When Social Becomes Nonsense (Design)

During my regular rounds of wandering through Twitter, I clicked on a link to a site that left me literally stunned from bad design. Of course, having watched countless websites come and go over the years, I suppose I should be used to it by now, but this smedio site left me completely dumbstruck. Let me show you the screen shot of the site (I’m not going to give it a link because I just don’t want to subject you to the same visual punishment that I received unnecessarily):

Seriously? This is nonsense.

I get that the site designers want to supply ads and want to supply social tools, but this is just absurd. What you’re seeing is 750 pixels-high worth of silliness.

Let’s do the quick count here: There are 6 facebook buttons. 6! There are 3 twitter buttons. And 7 ads. The only thing on this screen that is actually “content” is the content title and the post meta data. Everything else is visual noise & clutter.

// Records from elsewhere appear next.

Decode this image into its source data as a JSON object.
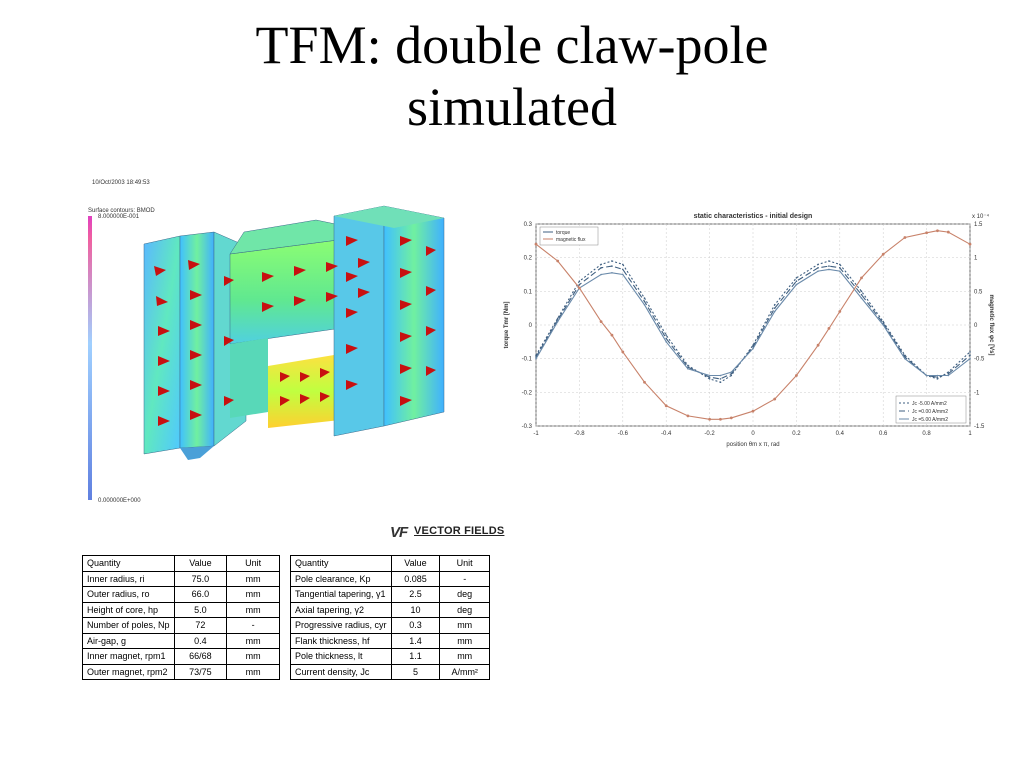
{
  "slide": {
    "title_line1": "TFM: double claw-pole",
    "title_line2": "simulated"
  },
  "simulation": {
    "date_label": "10/Oct/2003 18:49:53",
    "contour_label": "Surface contours: BMOD",
    "scale_max": "8.000000E-001",
    "scale_min": "0.000000E+000"
  },
  "chart_data": {
    "type": "line",
    "title": "static characteristics - initial design",
    "xlabel": "position θm x π, rad",
    "ylabel_left": "torque Tmr [Nm]",
    "ylabel_right": "magnetic flux φc [Vs]",
    "right_axis_exponent": "x 10⁻⁴",
    "xlim": [
      -1,
      1
    ],
    "ylim": [
      -0.3,
      0.3
    ],
    "ylim_right": [
      -1.5,
      1.5
    ],
    "x_ticks": [
      "-1",
      "-0.8",
      "-0.6",
      "-0.4",
      "-0.2",
      "0",
      "0.2",
      "0.4",
      "0.6",
      "0.8",
      "1"
    ],
    "y_ticks": [
      "0.3",
      "0.2",
      "0.1",
      "0",
      "-0.1",
      "-0.2",
      "-0.3"
    ],
    "y_right_ticks": [
      "1.5",
      "1",
      "0.5",
      "0",
      "-0.5",
      "-1",
      "-1.5"
    ],
    "grid": true,
    "legend_top": [
      "torque",
      "magnetic flux"
    ],
    "legend_bottom": [
      "Jc -5.00 A/mm2",
      "Jc =0.00 A/mm2",
      "Jc =5.00 A/mm2"
    ],
    "legend_placement": "top-left and bottom-right",
    "x": [
      -1.0,
      -0.9,
      -0.8,
      -0.7,
      -0.65,
      -0.6,
      -0.5,
      -0.4,
      -0.3,
      -0.2,
      -0.15,
      -0.1,
      0.0,
      0.1,
      0.2,
      0.3,
      0.35,
      0.4,
      0.5,
      0.6,
      0.7,
      0.8,
      0.85,
      0.9,
      1.0
    ],
    "series": [
      {
        "name": "Jc -5.00 A/mm2",
        "axis": "left",
        "color": "#3f5f80",
        "dash": "2,2",
        "values": [
          -0.09,
          0.02,
          0.13,
          0.18,
          0.19,
          0.18,
          0.08,
          -0.03,
          -0.12,
          -0.16,
          -0.17,
          -0.15,
          -0.06,
          0.06,
          0.14,
          0.18,
          0.19,
          0.18,
          0.1,
          0.01,
          -0.09,
          -0.15,
          -0.16,
          -0.14,
          -0.08
        ]
      },
      {
        "name": "Jc =0.00 A/mm2",
        "axis": "left",
        "color": "#3f5f80",
        "dash": "6,3",
        "values": [
          -0.095,
          0.015,
          0.12,
          0.17,
          0.175,
          0.165,
          0.07,
          -0.04,
          -0.125,
          -0.155,
          -0.16,
          -0.145,
          -0.065,
          0.05,
          0.13,
          0.17,
          0.175,
          0.17,
          0.09,
          0.005,
          -0.095,
          -0.15,
          -0.155,
          -0.145,
          -0.09
        ]
      },
      {
        "name": "Jc =5.00 A/mm2",
        "axis": "left",
        "color": "#6a8aaa",
        "dash": "",
        "values": [
          -0.1,
          0.01,
          0.11,
          0.15,
          0.155,
          0.15,
          0.06,
          -0.05,
          -0.13,
          -0.15,
          -0.15,
          -0.14,
          -0.07,
          0.04,
          0.12,
          0.16,
          0.165,
          0.16,
          0.08,
          0.0,
          -0.1,
          -0.15,
          -0.15,
          -0.15,
          -0.1
        ]
      },
      {
        "name": "magnetic flux",
        "axis": "right",
        "color": "#c8826a",
        "dash": "",
        "values": [
          1.2,
          0.95,
          0.55,
          0.05,
          -0.15,
          -0.4,
          -0.85,
          -1.2,
          -1.35,
          -1.4,
          -1.4,
          -1.38,
          -1.28,
          -1.1,
          -0.75,
          -0.3,
          -0.05,
          0.2,
          0.7,
          1.05,
          1.3,
          1.37,
          1.4,
          1.38,
          1.2
        ]
      }
    ]
  },
  "logo": {
    "mark": "VF",
    "text": "VECTOR FIELDS"
  },
  "table1": {
    "header": [
      "Quantity",
      "Value",
      "Unit"
    ],
    "rows": [
      [
        "Inner radius, ri",
        "75.0",
        "mm"
      ],
      [
        "Outer radius, ro",
        "66.0",
        "mm"
      ],
      [
        "Height of core, hp",
        "5.0",
        "mm"
      ],
      [
        "Number of poles, Np",
        "72",
        "-"
      ],
      [
        "Air-gap, g",
        "0.4",
        "mm"
      ],
      [
        "Inner magnet, rpm1",
        "66/68",
        "mm"
      ],
      [
        "Outer magnet, rpm2",
        "73/75",
        "mm"
      ]
    ]
  },
  "table2": {
    "header": [
      "Quantity",
      "Value",
      "Unit"
    ],
    "rows": [
      [
        "Pole clearance, Kp",
        "0.085",
        "-"
      ],
      [
        "Tangential tapering, γ1",
        "2.5",
        "deg"
      ],
      [
        "Axial tapering, γ2",
        "10",
        "deg"
      ],
      [
        "Progressive radius, cyr",
        "0.3",
        "mm"
      ],
      [
        "Flank thickness, hf",
        "1.4",
        "mm"
      ],
      [
        "Pole thickness, lt",
        "1.1",
        "mm"
      ],
      [
        "Current density, Jc",
        "5",
        "A/mm²"
      ]
    ]
  }
}
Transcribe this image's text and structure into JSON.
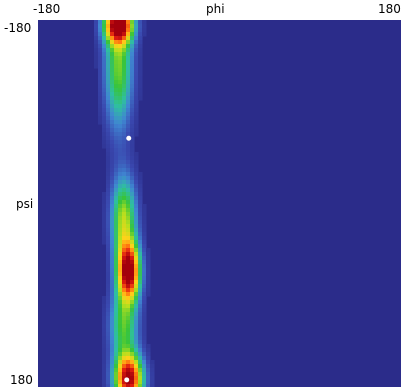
{
  "chart_data": {
    "type": "heatmap",
    "title": "",
    "xlabel": "phi",
    "ylabel": "psi",
    "xlim": [
      -180,
      180
    ],
    "ylim": [
      -180,
      180
    ],
    "x_tick_labels": [
      "-180",
      "180"
    ],
    "y_tick_labels": [
      "-180",
      "180"
    ],
    "y_axis_direction": "downward",
    "colormap": [
      "#2b2c8a",
      "#3a49b0",
      "#3f86d1",
      "#2fbfa0",
      "#38c43a",
      "#b6df1e",
      "#ffd21a",
      "#ff7a10",
      "#e01d10",
      "#a3000c"
    ],
    "background_color": "#2b2c8a",
    "peak_marker_color": "#ffffff",
    "hotspots": [
      {
        "phi": -90,
        "psi": 67,
        "peak_intensity": 1.0,
        "spread_phi": 8,
        "spread_psi": 20
      },
      {
        "phi": -95,
        "psi": 15,
        "peak_intensity": 0.55,
        "spread_phi": 9,
        "spread_psi": 30
      },
      {
        "phi": -100,
        "psi": -135,
        "peak_intensity": 0.5,
        "spread_phi": 10,
        "spread_psi": 45
      },
      {
        "phi": -100,
        "psi": -175,
        "peak_intensity": 0.9,
        "spread_phi": 10,
        "spread_psi": 12
      },
      {
        "phi": -90,
        "psi": 172,
        "peak_intensity": 1.0,
        "spread_phi": 10,
        "spread_psi": 17
      },
      {
        "phi": -95,
        "psi": 120,
        "peak_intensity": 0.45,
        "spread_phi": 10,
        "spread_psi": 25
      }
    ],
    "peak_markers": [
      {
        "phi": -90,
        "psi": -64
      },
      {
        "phi": -92,
        "psi": 173
      }
    ]
  }
}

Look, I’m all for providing social sharing tools to your readers, and I’m also all-for monetizing your blog & content. But not when it comes at a cost to the user experience. I won’t even go in to how pedantic and unoriginal the post was; that’s not even what ticked me off about the page. I’m used to reading pointless dribble by bloggers about bloggers – it’s always the same list anyways that I can summarize for you in 3 words: Blog more better.

But going back to the point at hand – social tools in web design should be treated much like sugar in a recipe. Certainly you want to sweeten the end result – by providing helpful tools to both promote your content and also to allow your users to interact in a more dynamic way. But don’t sacrifice readability, function, or even form. Even if the site designers just chopped out the “Do you like this story” and the massive AdWords ad unit preempting the story the page would be readable, functional, and plausibly enjoyable.

That’s it, just wanted to rant. Sites like this cheapen the entire social media & blogging space. Go easy on the sugar.